Ils transforment les administrations comme une arme contre les personnes non-blanches, contre les femmes, contre les personnes LGBTQIA+.
Brian Sandberg
Mettre fin aux politiques de diversité, équité et inclusion, menacer de retirer les visas aux étudiant·es internationaux, interdire les mots-clés comme “antiracisme”, “LGBTQIA+”, “femmes”. Tous les moyens sont mis en œuvre par l’administration Trump pour attaquer les minorités.
“Les actions de l'administration de Trump et celles d’Elon Musk quand il était aux commandes du DOGE [nldr : département de l’efficacité gouvernementale] sont des actions anticonstitutionnelles et anti-démocratiques, motivées par une politique qui est ouvertement raciste et raciale.”
Lire aussi : Surveillance de masse : l’IA utilisée pour cibler les migrants et les étudiants étrangers aux États-Unis
La puissance des résistances étudiantes
Les attaques violentes et récurrentes de l'administration Trump contre l’éducation et la recherche ont provoqué la sidération.
Mais des résistances s’organisent aux États-Unis. Dans sa faculté, Brian Sandberg continue avec ses collègues de maintenir leur “mission de donner l’accès démocratisé à l’éducation. [...] Même si Trump veut éliminer l'idée de diversité, d'égalité et d'inclusion, on continue de promouvoir tout cela parce que c'est dans notre mission. Une université publique doit être là pour le bien commun.”

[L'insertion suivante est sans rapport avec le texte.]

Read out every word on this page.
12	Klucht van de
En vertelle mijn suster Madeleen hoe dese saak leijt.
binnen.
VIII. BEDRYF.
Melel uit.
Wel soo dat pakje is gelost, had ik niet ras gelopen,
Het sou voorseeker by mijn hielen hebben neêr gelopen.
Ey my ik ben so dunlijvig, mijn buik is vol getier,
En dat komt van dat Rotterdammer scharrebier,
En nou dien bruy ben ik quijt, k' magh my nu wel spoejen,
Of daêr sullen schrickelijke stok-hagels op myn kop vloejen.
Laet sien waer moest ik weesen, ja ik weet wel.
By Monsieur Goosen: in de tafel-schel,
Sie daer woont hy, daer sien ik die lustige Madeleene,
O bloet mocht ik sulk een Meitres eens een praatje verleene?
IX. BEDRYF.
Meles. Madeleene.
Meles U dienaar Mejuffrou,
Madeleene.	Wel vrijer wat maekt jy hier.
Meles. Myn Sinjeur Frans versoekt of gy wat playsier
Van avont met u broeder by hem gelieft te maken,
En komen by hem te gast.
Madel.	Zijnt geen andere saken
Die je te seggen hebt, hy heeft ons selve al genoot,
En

Dans le milieu de la recherche, des bibliothécaires et des archivistes se mobilisent pour sauvegarder toute l’information et les données qui sont supprimées par le gouvernement fédéral, notamment pour les recherches sur le changement climatique.
La résistance passe aussi et surtout par les manifestations étudiantes sur les campus universitaires. Les mouvements actuels n’oublient pas que d’autres avant eux ont réussi à changer le cours de l’histoire américaine, à l’instar du mouvement des droits civiques pour mettre fin à la ségrégation raciale aux États-Unis dans les années 1950-1960. Le “Mouvement pour la liberté d’expression”, né sur le campus de l’université de Berkeley en 1964, symbolise la mobilisation étudiante pour protéger la liberté d’expression et de manifestation.
Amnesty International aux côtés des étudiant·es aux États-Unis pour protéger leurs droits
Face aux attaques du gouvernement Trump contre l'éducation, notre section américaine a lancé en avril, en collaboration avec l’association American Civil Liberties Union, une campagne pour aider les étudiant·es à défendre leurs droits.
Nous avons lancé une boite à outils destinée aux étudiant·es pour les aider à impliquer la direction des universités dans la défense de leurs droits mais aussi à s’organiser à travers des manifestations et des actions directes.
Lire aussi : Découvrir notre boîte à outil pour défendre les droits des étudiant·es
Les protestations de la jeunesse sont puissantes. Elles peuvent faire basculer une société. Et c’est pourquoi Donald Trump et ses alliés cherchent à les affaiblir. Le combat mené par le gouvernement envers la science, les savoirs et la recherche est aussi un combat contre les faits et la réalité, sur fond de climatoscepticisme et de révisionnisme.
“Il faut que chacun, à son niveau, trouve des moyens de résister.”. Au-delà des manifestations étudiantes et de la résistance des chercheur·es, c’est un élan de résistance et de solidarité mondiale qui doit émaner des citoyen·nes pour protéger les droits humains.